Face à la sédentarité croissante, les employeurs peuvent s’appuyer sur plusieurs stratégies pour aider leurs travailleurs à pratiquer de l’activité physique.
L’Organisation mondiale de la santé (OMS) recommande que chaque adulte devrait faire chaque semaine entre 150 et 300 minutes d’exercice modéré, ou de 75 à 150 minutes d’exercice intense.
Comme de nombreuses personnes passent une grande partie de leur temps au travail, c’est à cet endroit qu’elle pourrait atteindre ces objectifs, selon Aviroop Biswas, professeur assistant à la Dalla Lana School of Public Health de l’Université de Toronto, dans un texte publié sur La Conversation. Celui-ci suggère plusieurs stratégies que les employeurs pourraient adopter pour encourager leurs travailleurs à bouger.
Les organisations ont la capacité de permettre à leurs employés d’intégrer une séance de sport dans leur routine quotidienne, que ce soit avant d’arriver au travail ou à l’heure du dîner. Pour l’employeur, cela signifie qu’il devrait offrir un accès à des espaces pour marcher, courir, ou faire du vélo. Cela peut aussi être un accès à un espace pour les jeux de balle ou toute autre pratique sportive, de même qu’à des vestiaires et des douches. Cela peut même aller jusqu’à l’organisation de cours d’entraînement ou à la constitution d’équipes sportives.

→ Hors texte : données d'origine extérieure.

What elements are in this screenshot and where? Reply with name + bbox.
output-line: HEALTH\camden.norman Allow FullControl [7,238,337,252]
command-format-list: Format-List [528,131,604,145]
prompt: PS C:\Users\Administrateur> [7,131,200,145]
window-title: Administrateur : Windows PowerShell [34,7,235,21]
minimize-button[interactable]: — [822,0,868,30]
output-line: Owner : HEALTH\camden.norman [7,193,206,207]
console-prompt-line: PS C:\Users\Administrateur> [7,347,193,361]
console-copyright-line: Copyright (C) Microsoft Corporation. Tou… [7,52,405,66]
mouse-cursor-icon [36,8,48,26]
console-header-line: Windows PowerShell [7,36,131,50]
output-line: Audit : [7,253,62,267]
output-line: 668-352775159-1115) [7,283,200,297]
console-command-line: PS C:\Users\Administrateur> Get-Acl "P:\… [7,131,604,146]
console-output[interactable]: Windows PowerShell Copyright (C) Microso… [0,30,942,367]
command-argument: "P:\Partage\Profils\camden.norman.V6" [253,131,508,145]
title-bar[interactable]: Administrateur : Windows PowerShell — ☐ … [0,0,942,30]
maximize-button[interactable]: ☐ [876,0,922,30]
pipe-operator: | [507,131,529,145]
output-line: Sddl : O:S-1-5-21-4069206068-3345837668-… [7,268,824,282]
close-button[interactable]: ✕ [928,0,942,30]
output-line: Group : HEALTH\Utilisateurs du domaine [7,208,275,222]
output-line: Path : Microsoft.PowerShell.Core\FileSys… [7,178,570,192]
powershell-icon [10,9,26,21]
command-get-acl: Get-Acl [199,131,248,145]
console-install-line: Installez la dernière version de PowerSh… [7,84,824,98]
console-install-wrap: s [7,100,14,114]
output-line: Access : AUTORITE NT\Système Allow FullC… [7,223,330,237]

Les employés ayant accès à de tels équipements sont deux fois plus actifs que les autres. Un travailleur sur quatre bénéficient déjà de tels accès, ce qui montre qu’il s’agit d’une option tout à fait réalisable.
Par ailleurs, tous les travailleurs ne sont pas conscients de l’importance de pratiquer de l’activité physique, aussi petite soit elle. L’organisation devrait informer ses travailleurs, et s’assurer qu’ils ont conscience des bénéfices du mouvement sur leur santé.

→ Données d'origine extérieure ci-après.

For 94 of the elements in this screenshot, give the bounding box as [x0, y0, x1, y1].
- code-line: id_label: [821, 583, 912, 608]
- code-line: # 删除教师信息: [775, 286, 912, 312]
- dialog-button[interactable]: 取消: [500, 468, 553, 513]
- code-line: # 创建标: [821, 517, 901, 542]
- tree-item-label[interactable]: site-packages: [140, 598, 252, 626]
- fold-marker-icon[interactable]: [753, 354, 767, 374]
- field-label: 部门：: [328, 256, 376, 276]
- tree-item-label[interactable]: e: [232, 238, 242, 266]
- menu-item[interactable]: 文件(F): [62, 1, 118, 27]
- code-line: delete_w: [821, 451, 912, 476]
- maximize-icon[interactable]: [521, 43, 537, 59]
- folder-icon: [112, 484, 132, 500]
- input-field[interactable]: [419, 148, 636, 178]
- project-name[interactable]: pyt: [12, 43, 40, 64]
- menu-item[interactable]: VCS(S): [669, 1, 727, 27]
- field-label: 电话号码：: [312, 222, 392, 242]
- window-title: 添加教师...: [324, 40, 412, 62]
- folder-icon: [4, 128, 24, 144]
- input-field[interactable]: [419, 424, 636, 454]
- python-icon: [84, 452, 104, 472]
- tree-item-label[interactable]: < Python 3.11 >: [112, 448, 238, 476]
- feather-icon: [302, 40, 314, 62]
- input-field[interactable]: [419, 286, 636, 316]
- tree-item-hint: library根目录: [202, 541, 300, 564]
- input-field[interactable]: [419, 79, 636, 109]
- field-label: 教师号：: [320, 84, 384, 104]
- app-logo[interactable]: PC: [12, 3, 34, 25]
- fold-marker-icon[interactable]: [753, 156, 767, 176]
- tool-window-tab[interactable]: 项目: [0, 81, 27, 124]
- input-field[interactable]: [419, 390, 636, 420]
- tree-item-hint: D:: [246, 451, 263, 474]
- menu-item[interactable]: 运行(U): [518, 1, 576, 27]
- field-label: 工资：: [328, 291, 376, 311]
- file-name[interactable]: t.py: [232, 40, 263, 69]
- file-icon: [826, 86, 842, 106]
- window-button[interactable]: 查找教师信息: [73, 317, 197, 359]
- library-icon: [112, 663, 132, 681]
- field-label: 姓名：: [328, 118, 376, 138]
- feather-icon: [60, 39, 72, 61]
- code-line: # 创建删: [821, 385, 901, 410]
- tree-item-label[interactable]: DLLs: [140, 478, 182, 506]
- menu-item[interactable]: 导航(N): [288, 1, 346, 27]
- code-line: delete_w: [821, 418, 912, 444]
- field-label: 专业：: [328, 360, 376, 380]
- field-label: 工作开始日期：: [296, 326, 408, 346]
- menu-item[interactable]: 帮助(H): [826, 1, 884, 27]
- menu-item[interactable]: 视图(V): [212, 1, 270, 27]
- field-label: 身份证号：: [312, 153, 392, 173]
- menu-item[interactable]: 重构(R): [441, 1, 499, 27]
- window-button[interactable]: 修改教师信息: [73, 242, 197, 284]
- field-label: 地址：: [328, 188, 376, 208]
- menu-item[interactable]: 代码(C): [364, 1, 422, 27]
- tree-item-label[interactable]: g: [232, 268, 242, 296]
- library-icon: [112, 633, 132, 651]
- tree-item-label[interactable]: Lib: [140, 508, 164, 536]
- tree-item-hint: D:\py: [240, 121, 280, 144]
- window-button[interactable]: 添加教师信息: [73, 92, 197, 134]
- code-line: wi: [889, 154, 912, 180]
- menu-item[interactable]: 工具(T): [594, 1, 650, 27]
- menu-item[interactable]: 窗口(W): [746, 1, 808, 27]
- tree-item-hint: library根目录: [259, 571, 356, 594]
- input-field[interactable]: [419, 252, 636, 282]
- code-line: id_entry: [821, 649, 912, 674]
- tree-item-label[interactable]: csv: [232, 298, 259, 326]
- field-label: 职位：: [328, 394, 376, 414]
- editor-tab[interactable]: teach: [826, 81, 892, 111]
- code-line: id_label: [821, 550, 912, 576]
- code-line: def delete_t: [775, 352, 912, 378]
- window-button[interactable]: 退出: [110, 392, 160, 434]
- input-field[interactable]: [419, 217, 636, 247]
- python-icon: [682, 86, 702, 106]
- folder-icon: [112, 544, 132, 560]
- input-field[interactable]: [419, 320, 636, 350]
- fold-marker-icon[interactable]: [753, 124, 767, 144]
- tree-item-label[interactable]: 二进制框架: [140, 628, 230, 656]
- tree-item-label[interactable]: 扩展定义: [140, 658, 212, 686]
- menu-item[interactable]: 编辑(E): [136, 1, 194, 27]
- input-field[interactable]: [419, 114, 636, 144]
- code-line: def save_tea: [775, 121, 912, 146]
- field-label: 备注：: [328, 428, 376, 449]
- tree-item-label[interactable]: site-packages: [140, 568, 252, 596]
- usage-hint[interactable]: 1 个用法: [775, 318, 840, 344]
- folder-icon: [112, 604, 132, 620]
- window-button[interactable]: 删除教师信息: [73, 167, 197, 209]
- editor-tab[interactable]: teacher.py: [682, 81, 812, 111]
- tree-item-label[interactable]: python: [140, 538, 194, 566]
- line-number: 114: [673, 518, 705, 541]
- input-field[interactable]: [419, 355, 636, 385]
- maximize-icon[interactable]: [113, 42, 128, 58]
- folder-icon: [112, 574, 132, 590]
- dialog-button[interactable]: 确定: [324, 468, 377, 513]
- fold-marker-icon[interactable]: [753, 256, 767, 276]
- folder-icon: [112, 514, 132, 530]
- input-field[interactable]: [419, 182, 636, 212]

Enfin, l’organisation peut mettre de l’avant des champions du bien-être, qui peuvent jouer un rôle efficace pour motiver leurs collègues. Cela signifie que l’employeur doit leur fournir les ressources nécessaires à cette mission.

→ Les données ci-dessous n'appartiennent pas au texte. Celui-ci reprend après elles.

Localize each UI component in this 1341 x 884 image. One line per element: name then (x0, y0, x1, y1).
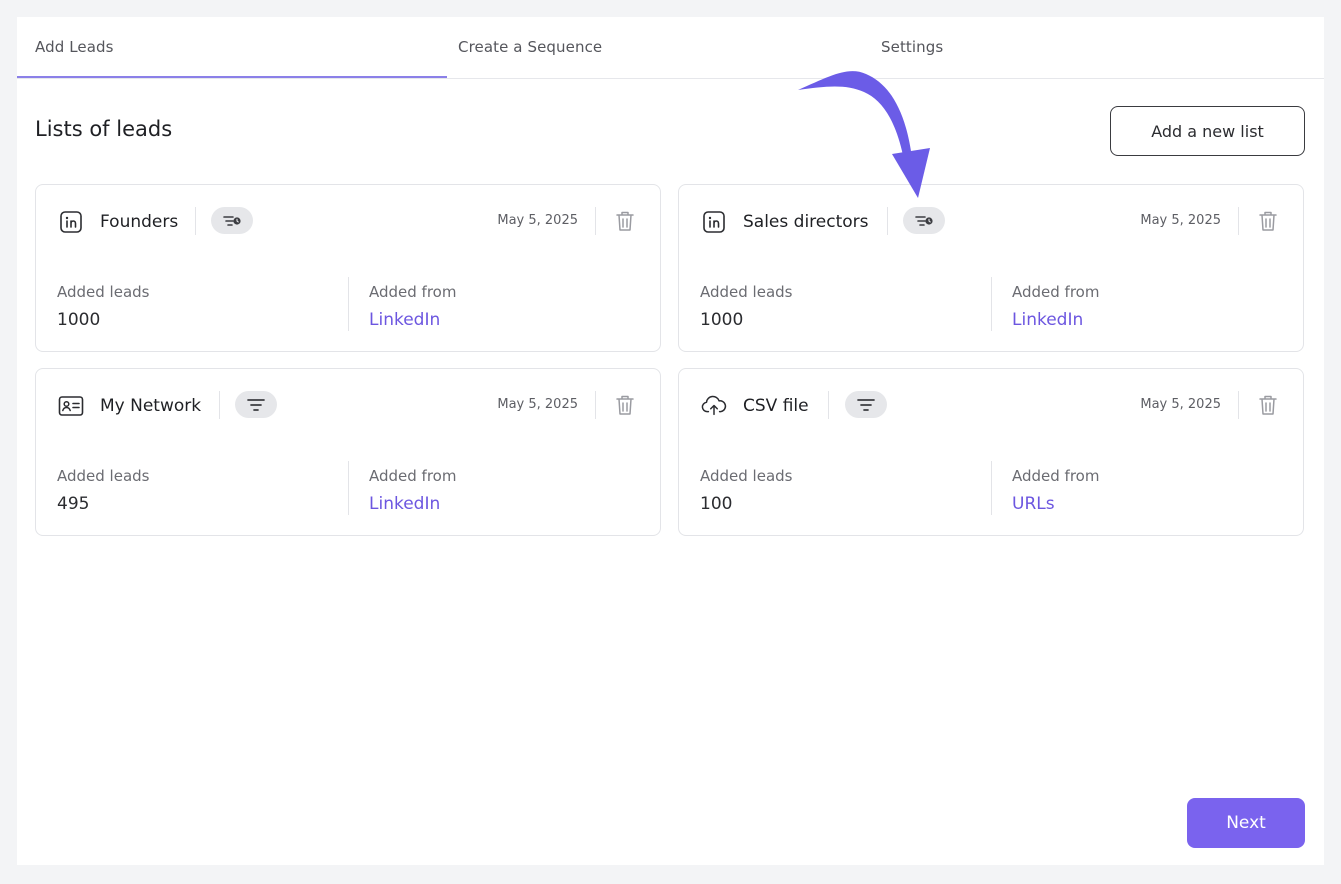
divider (828, 391, 829, 419)
divider (991, 277, 992, 331)
main-panel: Add Leads Create a Sequence Settings Lis… (17, 17, 1324, 865)
lead-list-card[interactable]: Sales directors May 5, 2025 Added leads … (678, 184, 1304, 352)
page-title: Lists of leads (35, 117, 173, 141)
contact-card-icon (58, 393, 84, 419)
added-leads-count: 495 (57, 494, 90, 514)
list-date: May 5, 2025 (497, 397, 578, 412)
list-date: May 5, 2025 (497, 213, 578, 228)
divider (219, 391, 220, 419)
filter-clock-icon[interactable] (903, 207, 945, 234)
list-name: My Network (100, 396, 202, 416)
added-leads-label: Added leads (700, 467, 793, 485)
active-tab-indicator (17, 76, 447, 78)
tab-add-leads[interactable]: Add Leads (35, 38, 114, 56)
added-from-label: Added from (369, 467, 457, 485)
list-name: Sales directors (743, 212, 869, 232)
tab-settings[interactable]: Settings (881, 38, 943, 56)
divider (887, 207, 888, 235)
divider (195, 207, 196, 235)
filter-clock-icon[interactable] (211, 207, 253, 234)
added-leads-count: 1000 (700, 310, 744, 330)
annotation-arrow-icon (798, 71, 930, 198)
divider (1238, 207, 1239, 235)
trash-icon[interactable] (1257, 209, 1279, 233)
added-from-link[interactable]: LinkedIn (1012, 310, 1083, 330)
added-from-label: Added from (1012, 467, 1100, 485)
divider (348, 277, 349, 331)
linkedin-icon (701, 209, 727, 235)
added-from-link[interactable]: LinkedIn (369, 494, 440, 514)
trash-icon[interactable] (614, 209, 636, 233)
filter-icon[interactable] (845, 391, 887, 418)
added-from-label: Added from (1012, 283, 1100, 301)
added-leads-count: 1000 (57, 310, 101, 330)
trash-icon[interactable] (614, 393, 636, 417)
filter-icon[interactable] (235, 391, 277, 418)
list-name: Founders (100, 212, 179, 232)
divider (348, 461, 349, 515)
list-date: May 5, 2025 (1140, 213, 1221, 228)
tab-bar: Add Leads Create a Sequence Settings (17, 17, 1324, 79)
divider (595, 391, 596, 419)
added-leads-label: Added leads (700, 283, 793, 301)
next-button[interactable]: Next (1187, 798, 1305, 848)
added-from-link[interactable]: URLs (1012, 494, 1055, 514)
list-date: May 5, 2025 (1140, 397, 1221, 412)
linkedin-icon (58, 209, 84, 235)
lead-list-card[interactable]: Founders May 5, 2025 Added leads 1000 Ad… (35, 184, 661, 352)
added-from-link[interactable]: LinkedIn (369, 310, 440, 330)
trash-icon[interactable] (1257, 393, 1279, 417)
added-leads-label: Added leads (57, 467, 150, 485)
added-from-label: Added from (369, 283, 457, 301)
list-name: CSV file (743, 396, 809, 416)
added-leads-label: Added leads (57, 283, 150, 301)
divider (595, 207, 596, 235)
add-new-list-button[interactable]: Add a new list (1110, 106, 1305, 156)
divider (991, 461, 992, 515)
added-leads-count: 100 (700, 494, 733, 514)
lead-list-card[interactable]: CSV file May 5, 2025 Added leads 100 Add… (678, 368, 1304, 536)
lead-list-card[interactable]: My Network May 5, 2025 Added leads 495 A… (35, 368, 661, 536)
cloud-upload-icon (701, 393, 727, 419)
tab-create-sequence[interactable]: Create a Sequence (458, 38, 602, 56)
divider (1238, 391, 1239, 419)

De manière globale, « même si l’importance d’un mode de vie actif est reconnue, les employeurs doivent évaluer comment la charge de travail, la flexibilité, le soutien des supérieurs hiérarchiques et d’autres facteurs psychosociaux liés au travail influencent l’activité physique de leurs employés », souligne Aviroop Biswas.